Otra vez el rompehuevos de Barto, me dije; pero no era él. La secretaria de Rubén Astudillo —el gerente—, nos pedía que subamos al segundo piso para una breve reunión.
Cuando los treinta y pico de empleados nos acopiamos en el salón, noté una incertidumbre general.
—Ya están todos señor Astudillo —dijo la secretaria.
Tras un carraspeo del gerente, se apagaron los murmullos. Inició su discurso luego de acomodarse la corbata, y le noté la voz temblorosa:
—Buenos días —dijo, y respiró hondo—. CELTEX SA funciona gracias al buen desempeño de los protagonistas de esta familia. Pero hoy la desgracia nos ha quitado un miembro. Con gran tristeza, nos vemos obligados a informarles que anoche durante el temporal, nuestro compañero de Finanzas, Bartolomeo Sinotti, falleció en un accidente aéreo.

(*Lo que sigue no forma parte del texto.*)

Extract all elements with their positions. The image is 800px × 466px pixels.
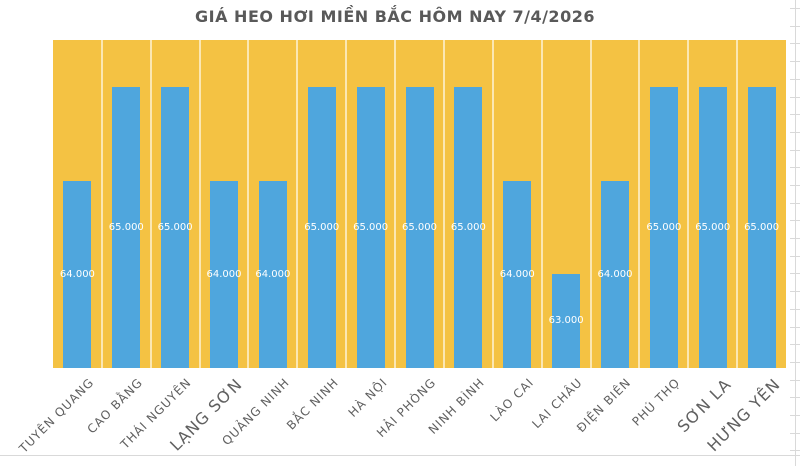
category-separator-gridline — [736, 40, 739, 368]
sheet-row-gridline — [790, 8, 800, 9]
bar-value-label: 63.000 — [548, 315, 584, 326]
sheet-row-gridline — [790, 344, 800, 345]
category-separator-gridline — [394, 40, 397, 368]
sheet-row-gridline — [790, 450, 800, 451]
sheet-row-gridline — [790, 43, 800, 44]
sheet-row-gridline — [790, 220, 800, 221]
sheet-row-gridline — [790, 309, 800, 310]
category-separator-gridline — [149, 40, 152, 368]
chart-object[interactable]: GIÁ HEO HƠI MIỀN BẮC HÔM NAY 7/4/2026 64… — [0, 0, 790, 456]
bar-value-label: 65.000 — [450, 221, 486, 233]
plot-area[interactable]: 64.000 65.000 65.000 64.000 64.000 65.000 65.0… — [53, 40, 786, 368]
sheet-row-gridline — [790, 327, 800, 328]
bar-1[interactable]: 65.000 — [109, 87, 144, 368]
sheet-column-gridline — [795, 0, 796, 466]
sheet-row-gridline — [790, 433, 800, 434]
sheet-row-gridline — [790, 362, 800, 363]
category-separator-gridline — [540, 40, 543, 368]
category-axis-label: LÀO CAI — [487, 375, 537, 425]
bar-10[interactable]: 63.000 — [549, 274, 584, 368]
bar-value-label: 64.000 — [255, 268, 291, 280]
sheet-row-gridline — [790, 397, 800, 398]
bar-value-label: 65.000 — [304, 221, 340, 233]
category-axis-label: TUYÊN QUANG — [16, 375, 97, 456]
bar-0[interactable]: 64.000 — [60, 181, 95, 368]
sheet-row-gridline — [790, 185, 800, 186]
sheet-row-gridline — [790, 114, 800, 115]
category-separator-gridline — [687, 40, 690, 368]
chart-title[interactable]: GIÁ HEO HƠI MIỀN BẮC HÔM NAY 7/4/2026 — [195, 7, 595, 26]
sheet-row-gridline — [790, 167, 800, 168]
category-separator-gridline — [638, 40, 641, 368]
bar-value-label: 64.000 — [59, 268, 95, 280]
bar-value-label: 65.000 — [695, 221, 731, 233]
bar-3[interactable]: 64.000 — [207, 181, 242, 368]
category-axis-label: HÀ NỘI — [345, 375, 390, 420]
sheet-row-gridline — [790, 203, 800, 204]
category-axis-label: BẮC NINH — [283, 375, 341, 433]
bar-value-label: 65.000 — [646, 221, 682, 233]
bar-11[interactable]: 64.000 — [597, 181, 632, 368]
sheet-row-gridline — [790, 291, 800, 292]
bar-value-label: 64.000 — [499, 268, 535, 280]
sheet-row-gridline — [790, 26, 800, 27]
bar-value-label: 65.000 — [353, 221, 389, 233]
sheet-row-gridline — [790, 150, 800, 151]
bar-13[interactable]: 65.000 — [695, 87, 730, 368]
bar-value-label: 65.000 — [157, 221, 193, 233]
bar-6[interactable]: 65.000 — [353, 87, 388, 368]
bar-value-label: 64.000 — [206, 268, 242, 280]
sheet-row-gridline — [790, 256, 800, 257]
bar-value-label: 65.000 — [744, 221, 780, 233]
bar-12[interactable]: 65.000 — [646, 87, 681, 368]
category-separator-gridline — [491, 40, 494, 368]
category-separator-gridline — [589, 40, 592, 368]
category-separator-gridline — [296, 40, 299, 368]
category-separator-gridline — [247, 40, 250, 368]
sheet-bottom-gridline — [0, 455, 800, 456]
sheet-row-gridline — [790, 79, 800, 80]
bar-2[interactable]: 65.000 — [158, 87, 193, 368]
bar-value-label: 64.000 — [597, 268, 633, 280]
sheet-row-gridline — [790, 132, 800, 133]
bar-value-label: 65.000 — [402, 221, 437, 233]
sheet-row-gridline — [790, 61, 800, 62]
category-separator-gridline — [442, 40, 445, 368]
category-separator-gridline — [100, 40, 103, 368]
sheet-row-gridline — [790, 97, 800, 98]
sheet-row-gridline — [790, 238, 800, 239]
bar-7[interactable]: 65.000 — [402, 87, 437, 368]
bar-8[interactable]: 65.000 — [451, 87, 486, 368]
bar-9[interactable]: 64.000 — [500, 181, 535, 368]
bar-4[interactable]: 64.000 — [255, 181, 290, 368]
sheet-row-gridline — [790, 380, 800, 381]
category-separator-gridline — [345, 40, 348, 368]
category-separator-gridline — [198, 40, 201, 368]
bar-value-label: 65.000 — [108, 221, 144, 233]
sheet-row-gridline — [790, 273, 800, 274]
bar-14[interactable]: 65.000 — [744, 87, 779, 368]
sheet-row-gridline — [790, 415, 800, 416]
bar-5[interactable]: 65.000 — [304, 87, 339, 368]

Observé a mi alrededor y todo se traducía en caras de conmoción y llanto contenido. Mientras el gerente siguió hablando, mi atención ya viajaba por otra frecuencia, donde aquel fuera de oficina resonaba al son de una murga. Me sentí un bebé intentando encastrar la pieza triangular en la ranura del círculo.

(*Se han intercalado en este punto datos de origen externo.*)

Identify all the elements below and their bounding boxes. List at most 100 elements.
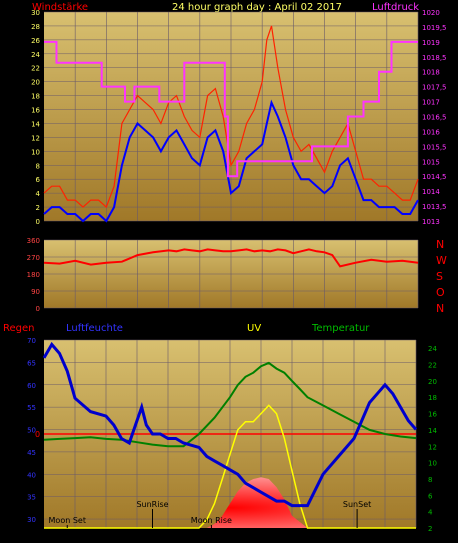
y2-tick-label: 1018 xyxy=(422,69,440,77)
annotation-label: SunRise xyxy=(136,500,168,509)
y-tick-label: 65 xyxy=(27,359,36,367)
y2-tick-label: 8 xyxy=(428,476,432,484)
compass-label: O xyxy=(436,286,445,299)
x-tick-label: 18 xyxy=(319,231,329,240)
x-tick-label: 04 xyxy=(101,231,111,240)
y-tick-label: 28 xyxy=(31,23,40,31)
x-tick-label: 00 xyxy=(413,231,423,240)
uv-label: UV xyxy=(247,323,261,334)
zero-line-label: 0 xyxy=(35,430,40,439)
wind-gust-line xyxy=(43,25,419,209)
y2-tick-label: 1018,5 xyxy=(422,54,447,62)
y2-tick-label: 24 xyxy=(428,345,437,353)
x-tick-label: 06 xyxy=(132,533,142,542)
y2-tick-label: 1015,5 xyxy=(422,143,447,151)
wind-direction-line xyxy=(43,248,419,268)
x-tick-label: 12 xyxy=(226,231,236,240)
y-tick-label: 40 xyxy=(27,471,36,479)
y-tick-label: 16 xyxy=(31,107,40,115)
x-tick-label: 00 xyxy=(411,533,421,542)
humidity-label: Luftfeuchte xyxy=(66,323,123,334)
humidity-line xyxy=(42,341,418,508)
compass-label: N xyxy=(436,302,444,315)
y2-tick-label: 1014,5 xyxy=(422,173,447,181)
y2-tick-label: 1017 xyxy=(422,99,440,107)
compass-label: N xyxy=(436,238,444,251)
y-tick-label: 360 xyxy=(27,237,40,245)
temperature-line xyxy=(43,361,417,448)
y-tick-label: 12 xyxy=(31,134,40,142)
wind-average-line xyxy=(43,99,419,223)
header-title: 24 hour graph day : April 02 2017 xyxy=(172,2,342,13)
y2-tick-label: 1020 xyxy=(422,9,440,17)
y2-tick-label: 1016 xyxy=(422,128,440,136)
header-left-label: Windstärke xyxy=(32,2,88,13)
compass-label: W xyxy=(436,254,447,267)
y2-tick-label: 1016,5 xyxy=(422,114,447,122)
y2-tick-label: 2 xyxy=(428,525,432,533)
compass-label: S xyxy=(436,270,443,283)
y-tick-label: 26 xyxy=(31,37,40,45)
rain-label: Regen xyxy=(3,323,35,334)
climate-panel: 30354045505560657024681012141618202224Mo… xyxy=(27,337,437,543)
y-tick-label: 70 xyxy=(27,337,36,345)
y-tick-label: 22 xyxy=(31,65,40,73)
y2-tick-label: 1019,5 xyxy=(422,24,447,32)
x-tick-label: 14 xyxy=(257,231,267,240)
temperature-label: Temperatur xyxy=(311,323,370,334)
uv-line xyxy=(44,404,416,529)
y-tick-label: 50 xyxy=(27,427,36,435)
y-tick-label: 18 xyxy=(31,93,40,101)
y2-tick-label: 1015 xyxy=(422,158,440,166)
x-tick-label: 22 xyxy=(380,533,390,542)
y2-tick-label: 1017,5 xyxy=(422,84,447,92)
y2-tick-label: 14 xyxy=(428,427,437,435)
y2-tick-label: 18 xyxy=(428,394,437,402)
y2-tick-label: 1013,5 xyxy=(422,203,447,211)
y-tick-label: 180 xyxy=(27,271,40,279)
y-tick-label: 8 xyxy=(36,162,40,170)
annotation-label: Moon Set xyxy=(49,516,86,525)
x-tick-label: 16 xyxy=(287,533,297,542)
x-tick-label: 02 xyxy=(70,533,80,542)
annotation-label: Moon Rise xyxy=(191,516,232,525)
x-tick-label: 20 xyxy=(349,533,359,542)
y-tick-label: 0 xyxy=(36,305,40,313)
x-tick-label: 08 xyxy=(164,231,174,240)
y-tick-label: 2 xyxy=(36,204,40,212)
rain-area xyxy=(44,477,416,528)
y-tick-label: 20 xyxy=(31,79,40,87)
y2-tick-label: 1013 xyxy=(422,218,440,226)
y-tick-label: 4 xyxy=(36,190,41,198)
x-tick-label: 06 xyxy=(132,231,142,240)
y-tick-label: 10 xyxy=(31,148,40,156)
y-tick-label: 30 xyxy=(31,9,40,17)
y-tick-label: 30 xyxy=(27,516,36,524)
y2-tick-label: 10 xyxy=(428,460,437,468)
x-tick-label: 22 xyxy=(382,231,392,240)
y2-tick-label: 1019 xyxy=(422,39,440,47)
y-tick-label: 14 xyxy=(31,120,40,128)
y-tick-label: 24 xyxy=(31,51,40,59)
y-tick-label: 90 xyxy=(31,288,40,296)
y2-tick-label: 16 xyxy=(428,411,437,419)
y-tick-label: 6 xyxy=(36,176,41,184)
y2-tick-label: 4 xyxy=(428,509,433,517)
y2-tick-label: 12 xyxy=(428,443,437,451)
x-tick-label: 14 xyxy=(256,533,266,542)
x-tick-label: 20 xyxy=(351,231,361,240)
x-tick-label: 02 xyxy=(70,231,80,240)
y2-tick-label: 20 xyxy=(428,378,437,386)
x-tick-label: 16 xyxy=(288,231,298,240)
wind-pressure-panel: 02 4 6 8 10 12 14 16 18 20 22 24 26 28 30 1013 1013,5 101… xyxy=(31,9,446,240)
x-tick-label: 10 xyxy=(194,533,204,542)
x-tick-label: 18 xyxy=(318,533,328,542)
annotation-label: Moon Set xyxy=(49,535,86,543)
y-tick-label: 45 xyxy=(27,449,36,457)
pressure-line xyxy=(44,40,418,178)
y-tick-label: 60 xyxy=(27,382,36,390)
y2-tick-label: 22 xyxy=(428,362,437,370)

—Disculpe, señor Astudillo— interrumpí, y todos me miraron— ¿Está seguro de que falleció anoche?
—Sí, sí. Me acaban de informar que su cuerpo está en la morgue desde las cuatro de la madrugada—. Asentí con resignación y me recluí en mi silencio. No era el momento adecuado para contradecirlo. Aparte, ¿qué le iba a decir?: que estuve hablando con Barto hace cuarenta minutos. Mínimo, me mirarían como a un esquizofrénico.
Concluida la reunión, llegué a mi escritorio y me desplomé sobre la silla.

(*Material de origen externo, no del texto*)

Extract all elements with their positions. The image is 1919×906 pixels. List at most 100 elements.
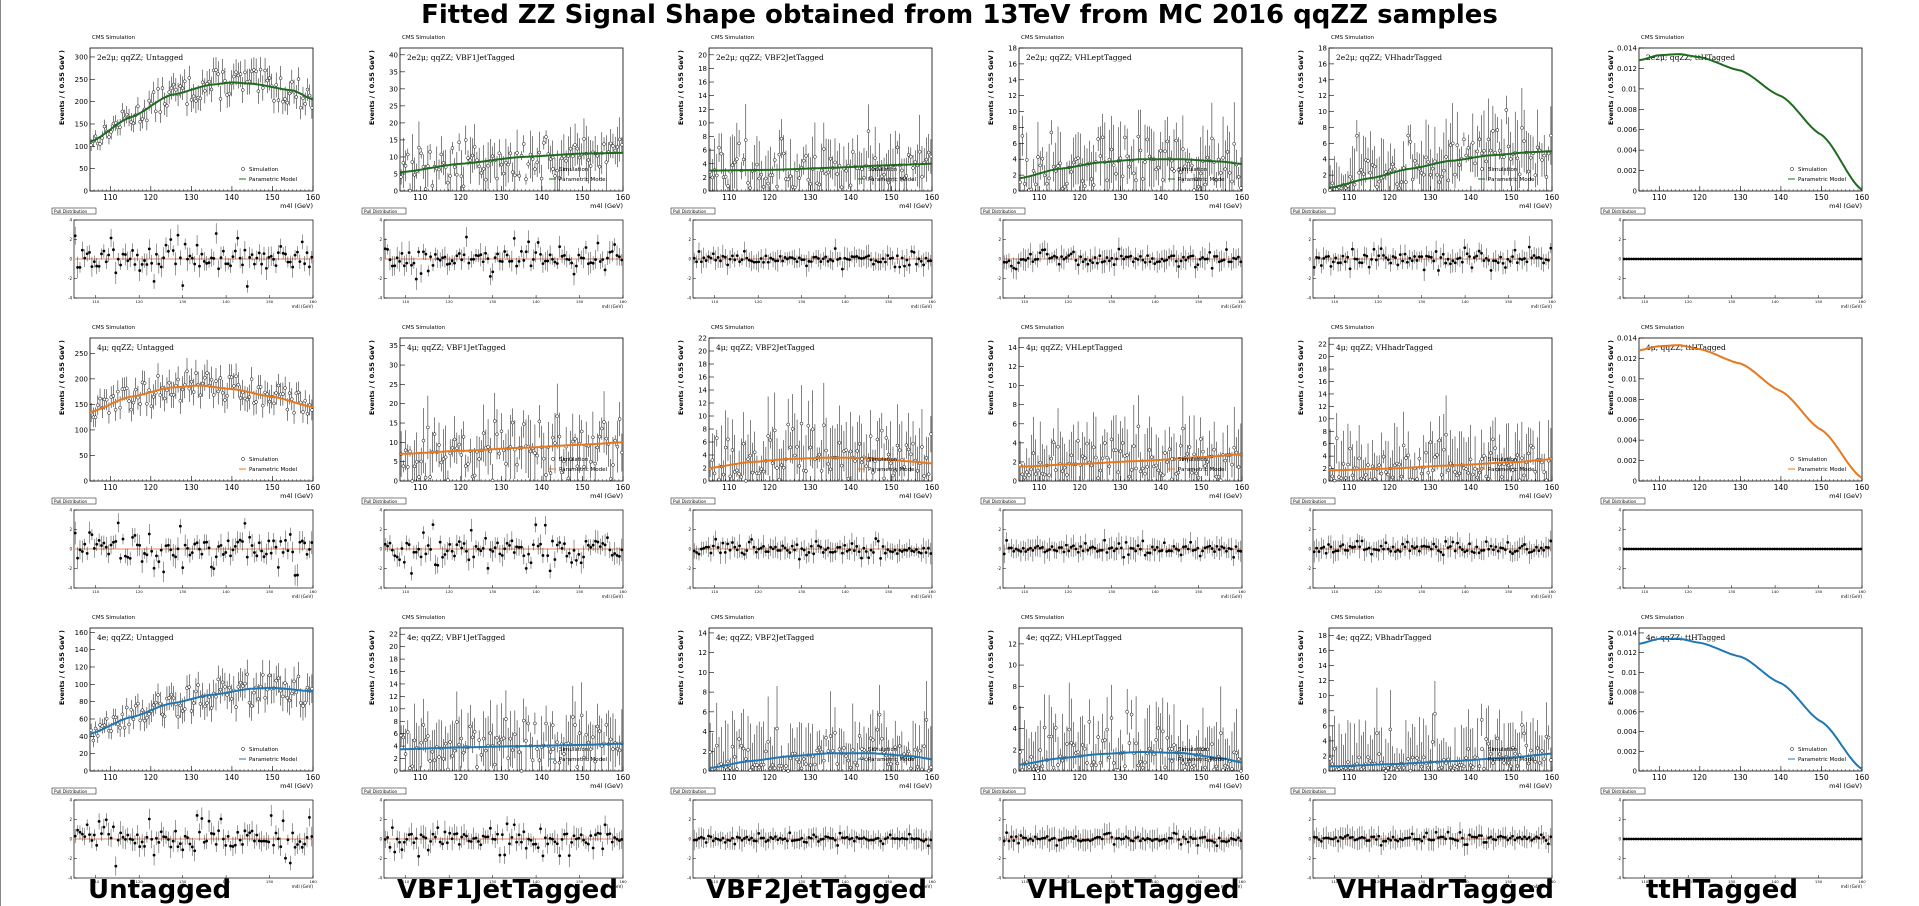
pull-point (719, 259, 722, 262)
pull-point (1199, 555, 1202, 558)
pull-point (1070, 546, 1073, 549)
pull-point (1096, 550, 1099, 553)
pull-point (1463, 246, 1466, 249)
pull-point (587, 262, 590, 265)
data-point (1157, 166, 1160, 169)
pull-point (620, 548, 623, 551)
pull-point (1353, 258, 1356, 261)
x-tick-label: 140 (535, 193, 550, 202)
pull-point (460, 547, 463, 550)
data-point (545, 135, 548, 138)
pull-point (874, 537, 877, 540)
pull-point (1204, 546, 1207, 549)
data-point (1036, 469, 1039, 472)
pull-point (812, 552, 815, 555)
data-point (764, 177, 767, 180)
pull-point (808, 260, 811, 263)
pull-point (891, 550, 894, 553)
pull-title: Pull Distribution (983, 209, 1017, 214)
pull-point (594, 540, 597, 543)
data-point (1193, 453, 1196, 456)
pull-point (1110, 546, 1113, 549)
data-point (598, 165, 601, 168)
pull-point (441, 256, 444, 259)
data-point (1224, 459, 1227, 462)
pull-point (1012, 550, 1015, 553)
pull-point (472, 258, 475, 261)
data-point (587, 158, 590, 161)
pull-x-tick-label: 130 (798, 299, 806, 304)
data-point (883, 477, 886, 480)
data-point (1404, 181, 1407, 184)
pull-point (506, 254, 509, 257)
x-tick-label: 130 (184, 483, 199, 492)
data-point (473, 474, 476, 477)
data-point (223, 399, 226, 402)
pull-point (100, 252, 103, 255)
data-point (522, 142, 525, 145)
pull-point (1406, 261, 1409, 264)
legend-simulation-label: Simulation (868, 167, 898, 173)
y-tick-label: 25 (389, 102, 398, 110)
y-tick-label: 0 (1323, 188, 1327, 196)
y-tick-label: 10 (389, 439, 398, 447)
data-point (442, 161, 445, 164)
pull-x-tick-label: 150 (266, 589, 274, 594)
pull-x-tick-label: 140 (222, 589, 230, 594)
data-point (462, 435, 465, 438)
cms-label: CMS Simulation (711, 325, 755, 331)
pull-point (772, 258, 775, 261)
pull-point (781, 545, 784, 548)
pull-point (1843, 258, 1846, 261)
data-point (605, 161, 608, 164)
data-point (551, 436, 554, 439)
data-point (749, 186, 752, 189)
pull-point (198, 265, 201, 268)
data-point (551, 156, 554, 159)
y-tick-label: 20 (1318, 353, 1327, 361)
data-point (1389, 169, 1392, 172)
pull-point (1478, 250, 1481, 253)
pull-title: Pull Distribution (1603, 209, 1637, 214)
data-point (802, 159, 805, 162)
pull-point (805, 554, 808, 557)
data-point (440, 153, 443, 156)
x-tick-label: 110 (103, 483, 118, 492)
data-point (1217, 475, 1220, 478)
data-point (458, 443, 461, 446)
pull-point (1103, 260, 1106, 263)
data-point (880, 429, 883, 432)
data-point (1536, 146, 1539, 149)
x-tick-label: 110 (1652, 193, 1667, 202)
y-axis-title: Events / ( 0.55 GeV ) (987, 340, 995, 415)
data-point (856, 449, 859, 452)
data-point (513, 174, 516, 177)
pull-point (227, 539, 230, 542)
data-point (620, 143, 623, 146)
pull-point (741, 551, 744, 554)
pull-point (463, 542, 466, 545)
pull-x-tick-label: 140 (1461, 299, 1469, 304)
data-point (618, 138, 621, 141)
pull-point (1012, 267, 1015, 270)
pull-point (189, 255, 192, 258)
y-tick-label: 0 (394, 188, 398, 196)
pull-point (1027, 257, 1030, 260)
pull-point (122, 538, 125, 541)
pull-point (515, 265, 518, 268)
pull-point (525, 567, 528, 570)
data-point (538, 420, 541, 423)
data-point (780, 137, 783, 140)
data-point (771, 462, 774, 465)
data-point (449, 174, 452, 177)
pull-point (738, 260, 741, 263)
pull-point (1139, 548, 1142, 551)
data-point (596, 446, 599, 449)
data-point (152, 91, 155, 94)
x-tick-label: 160 (306, 193, 321, 202)
pull-point (1663, 258, 1666, 261)
data-point (1188, 446, 1191, 449)
data-point (614, 149, 617, 152)
data-point (255, 400, 258, 403)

¿Habrá sido Barto el que me llamó? Quizá la voz sonaba idéntica y supuse que era él, pero con semejante interferencia pude haberme equivocado.
Imposibilitado de encontrarle la punta del ovillo al enigma, atribuí esa llamada a un malentendido. Qué otra cosa podría ser, si no.
Sonó nuevamente el teléfono.
Un técnico de Telecom pedía chequear el servicio restablecido. Abrí el gestor de correos, y figuraba: conectado. De la pantalla, desaparecieron varios mensajes pendientes de enviarse, entre ellos, el instructivo para Barto.
A los pocos segundos, el campanazo por los parlantes me notificaba la llegada de un nuevo correo. Vi el nombre del remitente y por miedo a equivocarme, lo releí cien veces más:
De: Sinotti Bartolomeo
Asunto: Fuera de oficina
Paralizado, apenas podía reaccionar. Traté de encontrar una explicación que encajara con aquel mensaje. Giré el torso, como si me hubiesen embalsamado hasta la cintura, rogando no descubrir nada sobrenatural a mis espaldas. De encontrarme en mi habitación, también hubiese revisado bajo la cama.
Con desconfianza moví el mouse, y ubiqué el puntero sobre el correo con su nombre. Me intrigaba saber qué había escrito, y una voz de ultratumba me susurraba que lo abriera. Recordé nuestras charlas de personas poseídas, espíritus y muertos resurgiendo de sus tumbas, y quizá por esa razón la cobardía supo gritar más fuerte; entonces, presioné Suprimir. Temí que sus últimas palabras reflejasen alguna frase inquietante de las que no te dejan conciliar el sueño por las noches. O peor aún, aquella que siempre usaba el T-800: I’ll be back (Volveré).